Через 10 минут в Морозовку должна была доехать Ева, через полчаса я смогу снова побыть мамой Ани – пусть на одну ночь. Я нашла свою одежду и звездочку и пошла в комнату, выделенную для переодеваний (вполне символично, что это оказалось душевая, где свежеприбывающим роженицам ставят клизмы). Тут же прибежала сотрудница роддома с криком: «Вы кто и что тут делаете?» – «Выписываюсь», – ответила я. – «А ребенок где?» – «Без ребенка». Она скорбно растворилась в воздухе. Я вышла в холл искать мужа. Найти его было не сложно. Мы были два айсберга молчания в этом море щебетания, смеха и улыбок. Мы молча пошли к машине.
Из машины я позвонила в Морозовку. Мне казалось, что это дно – новая больница, новые правила, новый бой за совместное пребывание.
Я приехала домой, я честно пыталась радоваться встрече со старшей дочкой, но правда была в том, что я смертельно устала через 15 минут общения. Я видела, как она радуется, я изображала любящую маму, но сама смотрела на часы и ждала, когда можно будет уложить ее спать, сцедиться, сесть в такси, чтобы повезти молоко, и наконец остаться одной. Через два часа у старшей дочки поднялась температура, и ее вырвало на меня. Вирус. Я уложила ее спать, отвезла молоко в реанимацию.

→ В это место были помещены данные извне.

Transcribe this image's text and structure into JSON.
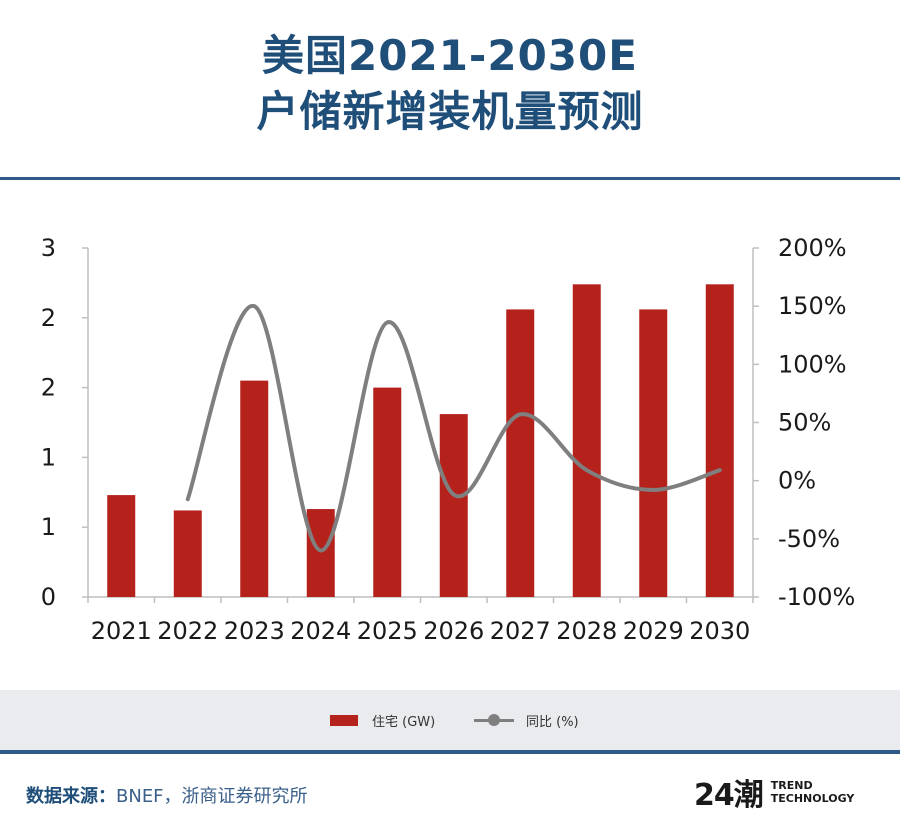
{
  "title": {
    "line1": "美国2021-2030E",
    "line2": "户储新增装机量预测"
  },
  "chart_data": {
    "type": "bar",
    "categories": [
      "2021",
      "2022",
      "2023",
      "2024",
      "2025",
      "2026",
      "2027",
      "2028",
      "2029",
      "2030"
    ],
    "series": [
      {
        "name": "住宅 (GW)",
        "kind": "bar",
        "axis": "left",
        "color": "#b5221c",
        "values": [
          0.73,
          0.62,
          1.55,
          0.63,
          1.5,
          1.31,
          2.06,
          2.24,
          2.06,
          2.24
        ]
      },
      {
        "name": "同比 (%)",
        "kind": "line",
        "axis": "right",
        "color": "#7f7f7f",
        "values": [
          null,
          -16,
          150,
          -60,
          136,
          -12,
          57,
          9,
          -8,
          9
        ]
      }
    ],
    "left_axis": {
      "ylim": [
        0,
        2.5
      ],
      "ticks": [
        0,
        0.5,
        1,
        1.5,
        2,
        2.5
      ],
      "tick_labels": [
        "0",
        "1",
        "1",
        "2",
        "2",
        "3"
      ]
    },
    "right_axis": {
      "ylim": [
        -100,
        200
      ],
      "ticks": [
        -100,
        -50,
        0,
        50,
        100,
        150,
        200
      ],
      "tick_labels": [
        "-100%",
        "-50%",
        "0%",
        "50%",
        "100%",
        "150%",
        "200%"
      ]
    },
    "legend_position": "bottom"
  },
  "legend": {
    "bar_label": "住宅 (GW)",
    "line_label": "同比 (%)"
  },
  "footer": {
    "source_label": "数据来源：",
    "source_text": "BNEF，浙商证券研究所",
    "logo_mark": "24潮",
    "logo_line1": "TREND",
    "logo_line2": "TECHNOLOGY"
  }
}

По дороге домой меня накрыло чувством вины, и тут я наконец разревелась.
Во-первых, конечно, надежный тыл, огромная поддержка сообщества и согласие принять помощь. Я всегда была сильной – той, что сама справляется. Но в нулевом состоянии без помощи просто сгоришь, и спасибо всем тем, кто за меня звонил в больницы, помогал с бытовыми делами, взял на себя заботу о ребенке, подставил плечо.